Governmentality and environmentality can be applied to understanding how and why waste becomes a medium through which to understand power and changing human-waste interactions (Moore 2012; Leonard, Fagan and Doran 2009; Armiero and D’Alisa 2012).  It can enhance our understanding of how and why individuals and communities adopt certain waste related practices, perceptions, or oppositions.  However, rather than assume that waste begins as a problematic object of governance, approaching the issue through a governmentality perspective calls into question how waste and discard practices become objects of concern.  Waste and its governance involves knowledge production and discourse – who defines what constitutes waste, how is this communicated, and how is waste (and its handling) framed in/for the public sphere.  Technologies of government can be used to frame “waste” issues (disease, disposal management, etc.) and solutions (sanitation, recycling, etc.).  However, the theory of governmentality argues that power moves throughout all sectors of society, which means that grassroots movements can take up, contest, change, or modify those government and industry framings of waste and its accompanying solutions.  For example, environmental justice advocates can exercise non-sovereign power by calling attention to human and environmental health issues caused by exposure to certain wastes.  This can influence the public discourse on waste and its handling which in turn can lead to changing practices locally and in national contexts (Armiero and D’Alisa 2012).  Environmentality and governmentality can inform research in discard studies which seeks to investigate the nexus of scalar impacts of power, knowledge production and discourse, and the creation of discard-related subjectivities.

References:

Armiero, M., & D’Alisa, G.  2012.  “Rights of resistance: The garbage struggles for environmental justice in Campania, Italy,” Capitalism Nature Socialism, 23(4): 52–68.

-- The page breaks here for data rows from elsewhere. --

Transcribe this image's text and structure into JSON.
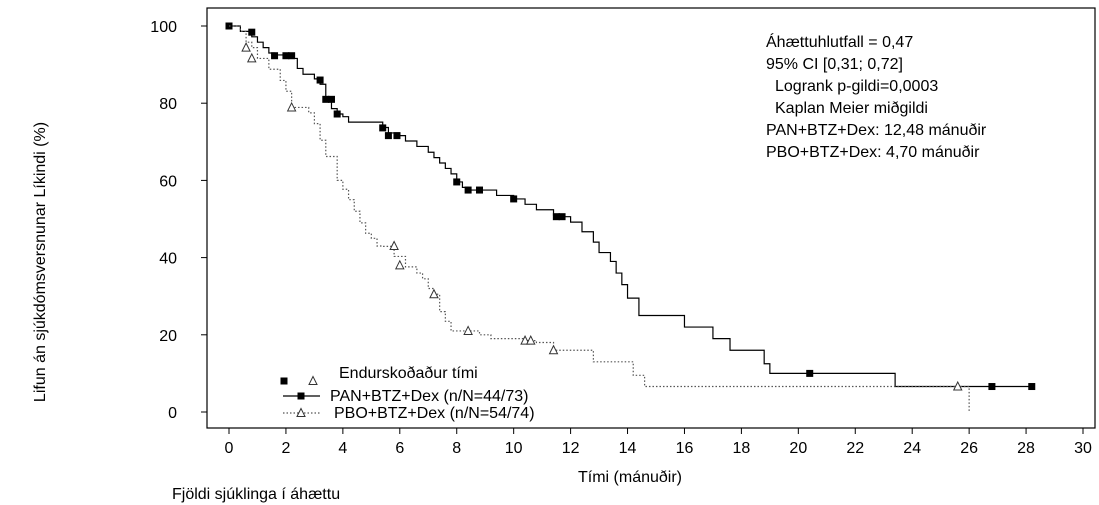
{
  "chart_data": {
    "type": "line",
    "title": "",
    "xlabel": "Tími (mánuðir)",
    "ylabel": "Lifun án sjúkdómsversnunar Líkindi (%)",
    "below_axis_label": "Fjöldi sjúklinga í áhættu",
    "xlim": [
      0,
      30
    ],
    "ylim": [
      0,
      100
    ],
    "x_ticks": [
      "0",
      "2",
      "4",
      "6",
      "8",
      "10",
      "12",
      "14",
      "16",
      "18",
      "20",
      "22",
      "24",
      "26",
      "28",
      "30"
    ],
    "y_ticks": [
      "0",
      "20",
      "40",
      "60",
      "80",
      "100"
    ],
    "grid": false,
    "legend_placement": "bottom-left",
    "legend_title": "Endurskoðaður tími",
    "annotations": [
      "Áhættuhlutfall = 0,47",
      "95% CI [0,31; 0,72]",
      "Logrank p-gildi=0,0003",
      "Kaplan Meier miðgildi",
      "PAN+BTZ+Dex: 12,48 mánuðir",
      "PBO+BTZ+Dex: 4,70 mánuðir"
    ],
    "series": [
      {
        "name": "PAN+BTZ+Dex (n/N=44/73)",
        "style": "solid",
        "marker": "filled-square",
        "color": "#000000",
        "steps": [
          [
            0,
            100
          ],
          [
            0.4,
            98.6
          ],
          [
            0.8,
            97.2
          ],
          [
            1.0,
            95.8
          ],
          [
            1.2,
            94.4
          ],
          [
            1.4,
            93.0
          ],
          [
            1.6,
            92.5
          ],
          [
            2.2,
            91.6
          ],
          [
            2.4,
            89.0
          ],
          [
            2.6,
            87.5
          ],
          [
            3.0,
            86.3
          ],
          [
            3.2,
            84.9
          ],
          [
            3.4,
            81.0
          ],
          [
            3.6,
            78.6
          ],
          [
            3.8,
            77.2
          ],
          [
            4.0,
            76.5
          ],
          [
            4.2,
            75.1
          ],
          [
            5.4,
            73.7
          ],
          [
            5.6,
            72.3
          ],
          [
            6.0,
            71.6
          ],
          [
            6.2,
            70.2
          ],
          [
            6.6,
            68.8
          ],
          [
            7.0,
            67.3
          ],
          [
            7.2,
            65.9
          ],
          [
            7.4,
            64.5
          ],
          [
            7.6,
            63.1
          ],
          [
            7.8,
            61.7
          ],
          [
            8.0,
            59.6
          ],
          [
            8.2,
            58.2
          ],
          [
            8.4,
            57.5
          ],
          [
            9.4,
            56.1
          ],
          [
            10.0,
            55.2
          ],
          [
            10.4,
            53.8
          ],
          [
            10.8,
            52.4
          ],
          [
            11.4,
            51.0
          ],
          [
            11.6,
            50.6
          ],
          [
            12.0,
            49.2
          ],
          [
            12.4,
            46.7
          ],
          [
            12.8,
            44.0
          ],
          [
            13.0,
            41.3
          ],
          [
            13.4,
            39.0
          ],
          [
            13.6,
            36.0
          ],
          [
            13.8,
            33.0
          ],
          [
            14.0,
            29.5
          ],
          [
            14.4,
            25.0
          ],
          [
            16.0,
            22.0
          ],
          [
            17.0,
            19.0
          ],
          [
            17.6,
            16.0
          ],
          [
            18.8,
            12.5
          ],
          [
            19.0,
            10.0
          ],
          [
            23.4,
            6.6
          ],
          [
            28.2,
            6.6
          ]
        ],
        "censored": [
          [
            0,
            100
          ],
          [
            0.8,
            98.4
          ],
          [
            1.6,
            92.3
          ],
          [
            2.0,
            92.3
          ],
          [
            2.2,
            92.3
          ],
          [
            3.2,
            86.0
          ],
          [
            3.4,
            81.0
          ],
          [
            3.6,
            81.0
          ],
          [
            3.8,
            77.2
          ],
          [
            5.4,
            73.6
          ],
          [
            5.6,
            71.6
          ],
          [
            5.9,
            71.6
          ],
          [
            8.0,
            59.6
          ],
          [
            8.4,
            57.5
          ],
          [
            8.8,
            57.5
          ],
          [
            10.0,
            55.2
          ],
          [
            11.5,
            50.6
          ],
          [
            11.7,
            50.6
          ],
          [
            20.4,
            10.0
          ],
          [
            26.8,
            6.6
          ],
          [
            28.2,
            6.6
          ]
        ]
      },
      {
        "name": "PBO+BTZ+Dex (n/N=54/74)",
        "style": "dotted",
        "marker": "open-triangle",
        "color": "#555555",
        "steps": [
          [
            0,
            100
          ],
          [
            0.4,
            98.6
          ],
          [
            0.6,
            95.8
          ],
          [
            0.8,
            94.4
          ],
          [
            1.0,
            91.6
          ],
          [
            1.4,
            88.8
          ],
          [
            1.8,
            85.9
          ],
          [
            2.0,
            83.1
          ],
          [
            2.2,
            78.9
          ],
          [
            2.8,
            77.5
          ],
          [
            3.0,
            74.7
          ],
          [
            3.2,
            70.4
          ],
          [
            3.4,
            66.2
          ],
          [
            3.8,
            60.0
          ],
          [
            4.0,
            57.7
          ],
          [
            4.2,
            55.0
          ],
          [
            4.4,
            52.0
          ],
          [
            4.6,
            49.0
          ],
          [
            4.8,
            46.3
          ],
          [
            5.0,
            45.0
          ],
          [
            5.2,
            43.0
          ],
          [
            5.4,
            42.9
          ],
          [
            5.8,
            40.3
          ],
          [
            6.2,
            37.6
          ],
          [
            6.6,
            36.0
          ],
          [
            6.8,
            34.5
          ],
          [
            7.0,
            32.0
          ],
          [
            7.2,
            30.5
          ],
          [
            7.4,
            26.0
          ],
          [
            7.6,
            23.5
          ],
          [
            7.8,
            21.0
          ],
          [
            8.8,
            20.0
          ],
          [
            9.2,
            19.0
          ],
          [
            10.4,
            18.5
          ],
          [
            10.8,
            18.0
          ],
          [
            11.4,
            16.0
          ],
          [
            12.8,
            13.0
          ],
          [
            14.2,
            9.5
          ],
          [
            14.6,
            6.6
          ],
          [
            26.0,
            0
          ]
        ],
        "censored": [
          [
            0.6,
            94.4
          ],
          [
            0.8,
            91.6
          ],
          [
            2.2,
            78.9
          ],
          [
            5.8,
            43.0
          ],
          [
            6.0,
            38.0
          ],
          [
            7.2,
            30.5
          ],
          [
            8.4,
            21.0
          ],
          [
            10.4,
            18.5
          ],
          [
            10.6,
            18.5
          ],
          [
            11.4,
            16.0
          ],
          [
            25.6,
            6.6
          ]
        ]
      }
    ]
  }
}
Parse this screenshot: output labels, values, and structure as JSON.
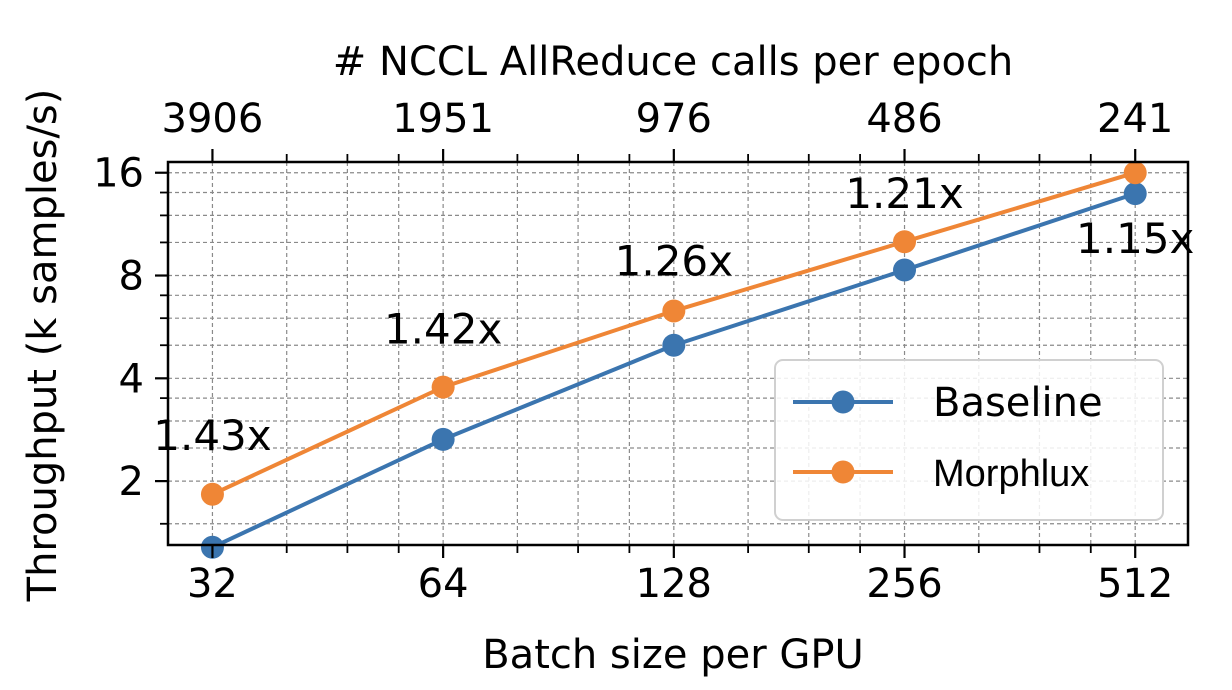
{
  "chart_data": {
    "type": "line",
    "xlabel": "Batch size per GPU",
    "ylabel": "Throughput (k samples/s)",
    "top_xlabel": "# NCCL AllReduce calls per epoch",
    "x_scale": "log2",
    "y_scale": "log2",
    "x": [
      32,
      64,
      128,
      256,
      512
    ],
    "x_tick_labels": [
      "32",
      "64",
      "128",
      "256",
      "512"
    ],
    "top_tick_labels": [
      "3906",
      "1951",
      "976",
      "486",
      "241"
    ],
    "y_ticks": [
      2,
      4,
      8,
      16
    ],
    "y_tick_labels": [
      "2",
      "4",
      "8",
      "16"
    ],
    "xlim": [
      28,
      600
    ],
    "ylim": [
      1.3,
      17.2
    ],
    "grid": true,
    "legend_position": "lower-right",
    "series": [
      {
        "name": "Baseline",
        "color": "#3b75af",
        "values": [
          1.28,
          2.65,
          5.0,
          8.3,
          13.9
        ]
      },
      {
        "name": "Morphlux",
        "color": "#ef8636",
        "values": [
          1.83,
          3.77,
          6.3,
          10.05,
          16.0
        ]
      }
    ],
    "annotations": [
      {
        "text": "1.43x",
        "x": 32,
        "y": 2.47
      },
      {
        "text": "1.42x",
        "x": 64,
        "y": 5.05
      },
      {
        "text": "1.26x",
        "x": 128,
        "y": 8.0
      },
      {
        "text": "1.21x",
        "x": 256,
        "y": 12.6
      },
      {
        "text": "1.15x",
        "x": 512,
        "y": 9.3
      }
    ]
  }
}
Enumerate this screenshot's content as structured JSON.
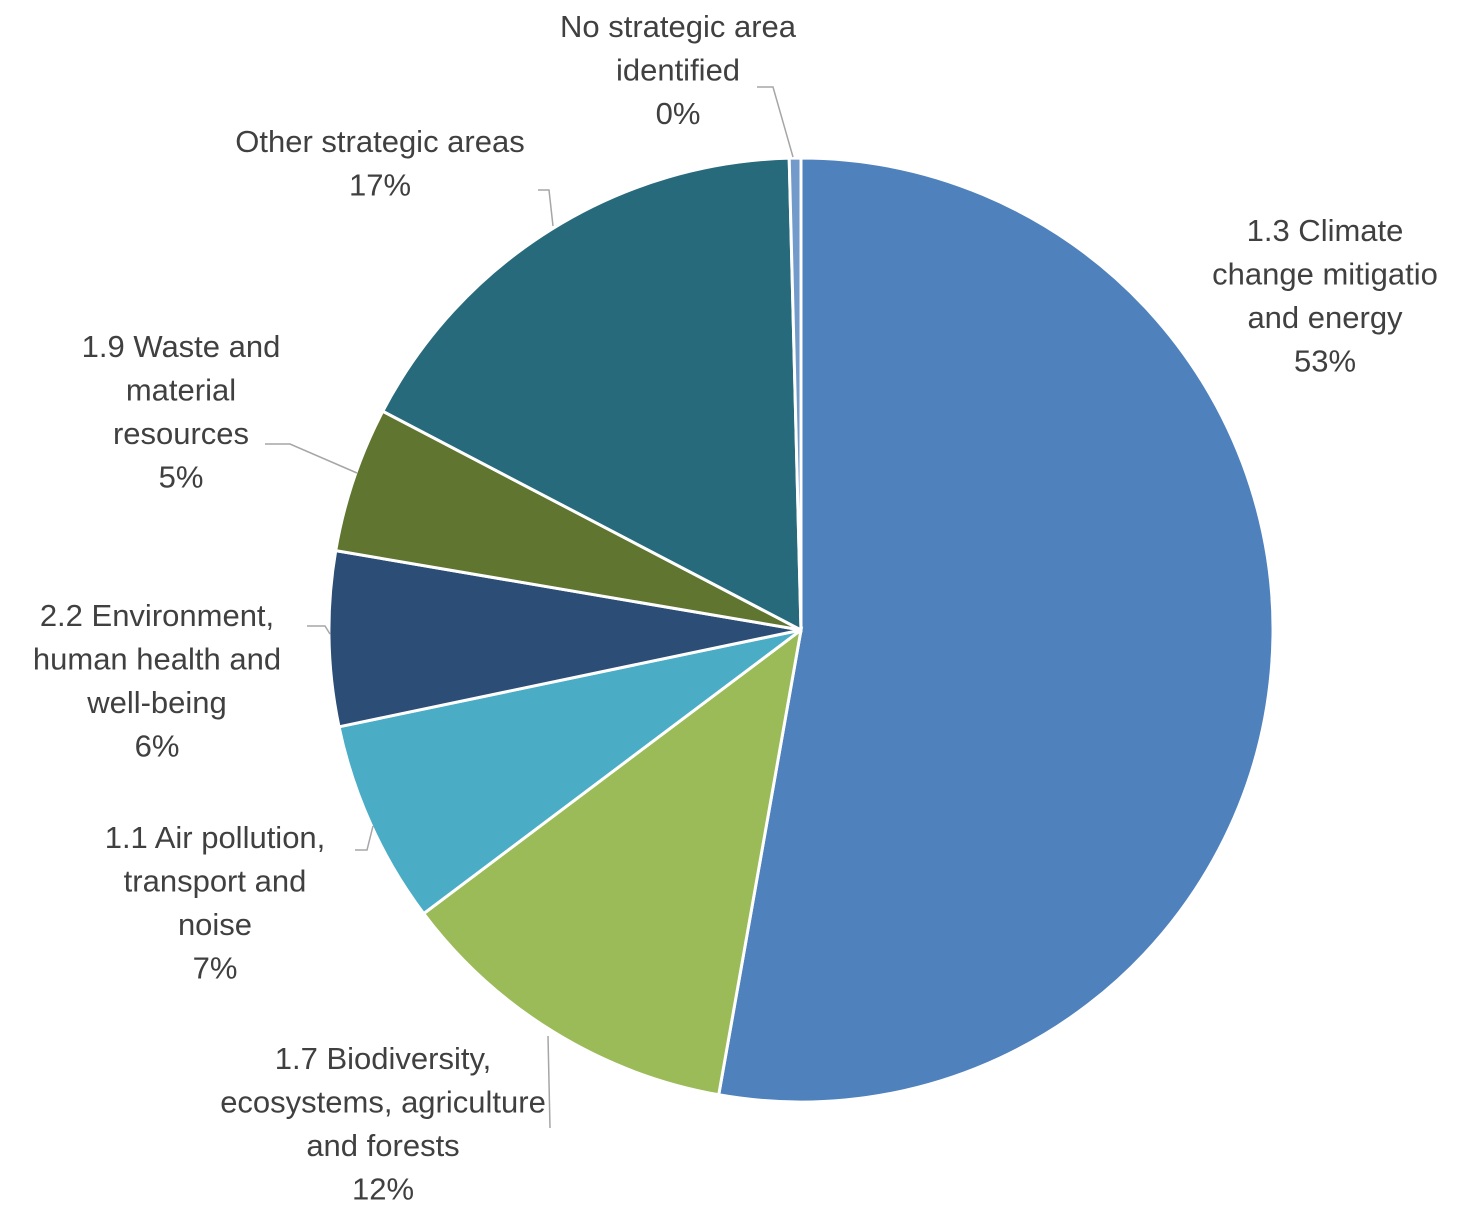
{
  "chart_data": {
    "type": "pie",
    "title": "",
    "slices": [
      {
        "name": "1.3 Climate change mitigation and energy",
        "label_lines": [
          "1.3 Climate",
          "change mitigatio",
          "and energy"
        ],
        "percent_label": "53%",
        "value": 53,
        "color": "#4f81bd"
      },
      {
        "name": "1.7 Biodiversity, ecosystems, agriculture and forests",
        "label_lines": [
          "1.7 Biodiversity,",
          "ecosystems, agriculture",
          "and forests"
        ],
        "percent_label": "12%",
        "value": 12,
        "color": "#9bbb59"
      },
      {
        "name": "1.1 Air pollution, transport and noise",
        "label_lines": [
          "1.1 Air pollution,",
          "transport and",
          "noise"
        ],
        "percent_label": "7%",
        "value": 7,
        "color": "#4bacc6"
      },
      {
        "name": "2.2 Environment, human health and well-being",
        "label_lines": [
          "2.2 Environment,",
          "human health and",
          "well-being"
        ],
        "percent_label": "6%",
        "value": 6,
        "color": "#2c4d75"
      },
      {
        "name": "1.9 Waste and material resources",
        "label_lines": [
          "1.9 Waste and",
          "material",
          "resources"
        ],
        "percent_label": "5%",
        "value": 5,
        "color": "#5f7530"
      },
      {
        "name": "Other strategic areas",
        "label_lines": [
          "Other strategic areas"
        ],
        "percent_label": "17%",
        "value": 17,
        "color": "#276a7c"
      },
      {
        "name": "No strategic area identified",
        "label_lines": [
          "No strategic area",
          "identified"
        ],
        "percent_label": "0%",
        "value": 0.4,
        "color": "#729aca"
      }
    ]
  }
}
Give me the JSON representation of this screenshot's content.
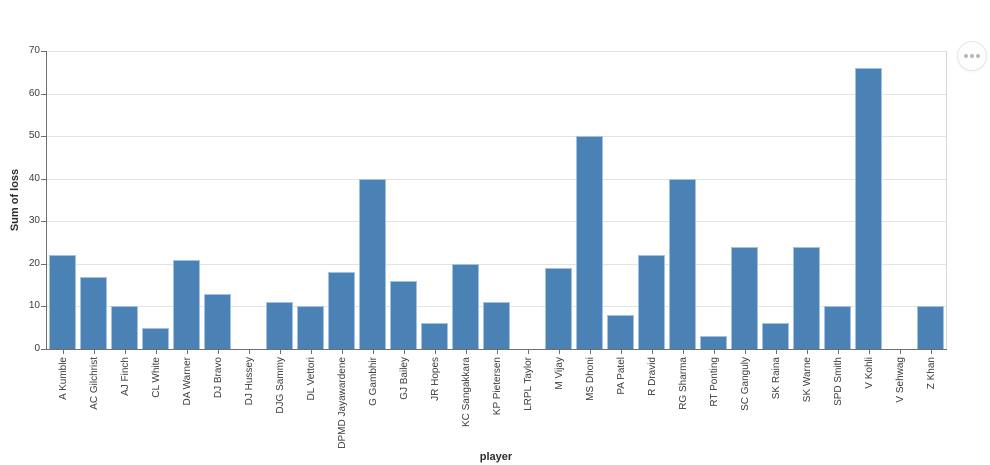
{
  "toolbar": {
    "more_options_icon": "ellipsis"
  },
  "chart_data": {
    "type": "bar",
    "title": "",
    "xlabel": "player",
    "ylabel": "Sum of loss",
    "ylim": [
      0,
      70
    ],
    "ytick_step": 10,
    "grid": true,
    "legend_position": "none",
    "bar_color": "#4a82b5",
    "categories": [
      "A Kumble",
      "AC Gilchrist",
      "AJ Finch",
      "CL White",
      "DA Warner",
      "DJ Bravo",
      "DJ Hussey",
      "DJG Sammy",
      "DL Vettori",
      "DPMD Jayawardene",
      "G Gambhir",
      "GJ Bailey",
      "JR Hopes",
      "KC Sangakkara",
      "KP Pietersen",
      "LRPL Taylor",
      "M Vijay",
      "MS Dhoni",
      "PA Patel",
      "R Dravid",
      "RG Sharma",
      "RT Ponting",
      "SC Ganguly",
      "SK Raina",
      "SK Warne",
      "SPD Smith",
      "V Kohli",
      "V Sehwag",
      "Z Khan"
    ],
    "values": [
      22,
      17,
      10,
      5,
      21,
      13,
      0,
      11,
      10,
      18,
      40,
      16,
      6,
      20,
      11,
      0,
      19,
      50,
      8,
      22,
      40,
      3,
      24,
      6,
      24,
      10,
      66,
      0,
      10
    ]
  }
}
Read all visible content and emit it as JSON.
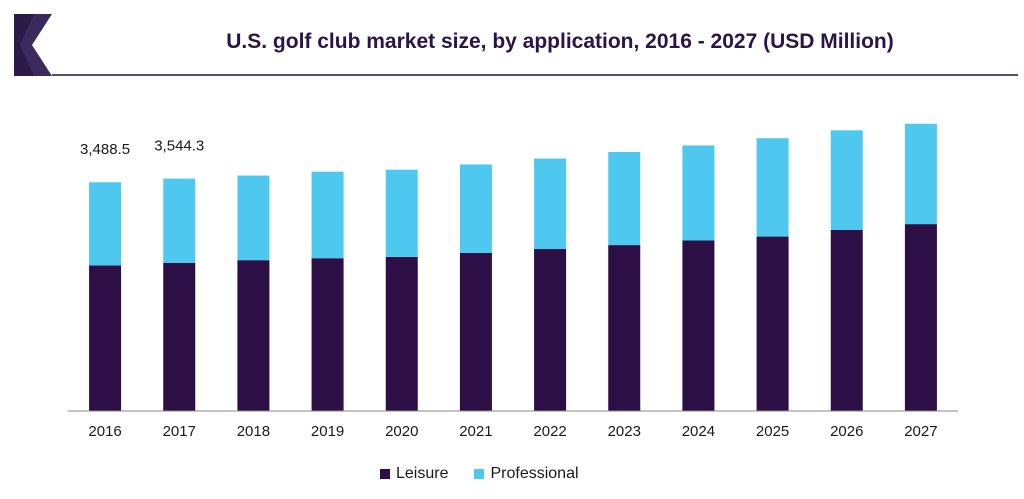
{
  "colors": {
    "leisure": "#2b0f45",
    "professional": "#4fc8f0",
    "title": "#2a1546",
    "accent": "#3a2a5e"
  },
  "logo": {
    "name": "grand-view-logo-icon"
  },
  "chart_data": {
    "type": "bar",
    "stacked": true,
    "title": "U.S. golf club market size, by application, 2016 - 2027 (USD Million)",
    "categories": [
      "2016",
      "2017",
      "2018",
      "2019",
      "2020",
      "2021",
      "2022",
      "2023",
      "2024",
      "2025",
      "2026",
      "2027"
    ],
    "series": [
      {
        "name": "Leisure",
        "values": [
          2220,
          2260,
          2300,
          2330,
          2350,
          2410,
          2470,
          2530,
          2600,
          2660,
          2760,
          2850
        ]
      },
      {
        "name": "Professional",
        "values": [
          1268.5,
          1284.3,
          1290,
          1320,
          1330,
          1350,
          1380,
          1420,
          1450,
          1500,
          1520,
          1530
        ]
      }
    ],
    "data_labels": [
      {
        "category": "2016",
        "text": "3,488.5"
      },
      {
        "category": "2017",
        "text": "3,544.3"
      }
    ],
    "xlabel": "",
    "ylabel": "",
    "ylim": [
      0,
      5200
    ],
    "legend_position": "bottom"
  }
}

Agrawal, A.  2005.  Environmentality: Technologies of government and the making of subjects. Durham:  Duke University Press.

Foucault, M. 1980. Power/Knowledge: Selected interviews and other writings, 1972-1977.  New York: Pantheon Books.

———. 1991. “Politics and the study of discourse” and “Governmentality,” in The Foucault effect: Studies in governmentality, edited by G. Burchell, C. Gordon, and P. Miller.  Chicago: University of Chicago Press. 53-72 and 87-104.

Harris, L. M.  2011.  “Neo(liberal) citizens of Europe:  Politics, scales, and visibilities of environmental citizenship in contemporary Turkey,” Citizenship Studies.  15(6-7): 837-859.

Leonard, L., Fagan, H., & Doran, P.  2009.  “A burning issue? Governance and anti-incinerator campaigns in Ireland, North and South,”  Environmental Politics. 18(6): 896–916.

Leonard, L.  2013.  “Ecomodern discourse and localized narratives:  Waste policy, community mobilization and governmentality in Ireland,” in Organizing waste in the city: International perspectives on narratives and practices, edited by M. J. Zapata Campos and C. M. Hall.  Chicago:  Policy Press.  181-200.

Moore, S. A. 2012.  “Garbage matters:  Concepts in new geographies of waste,” Progress in Human Geography.  36: 780-799.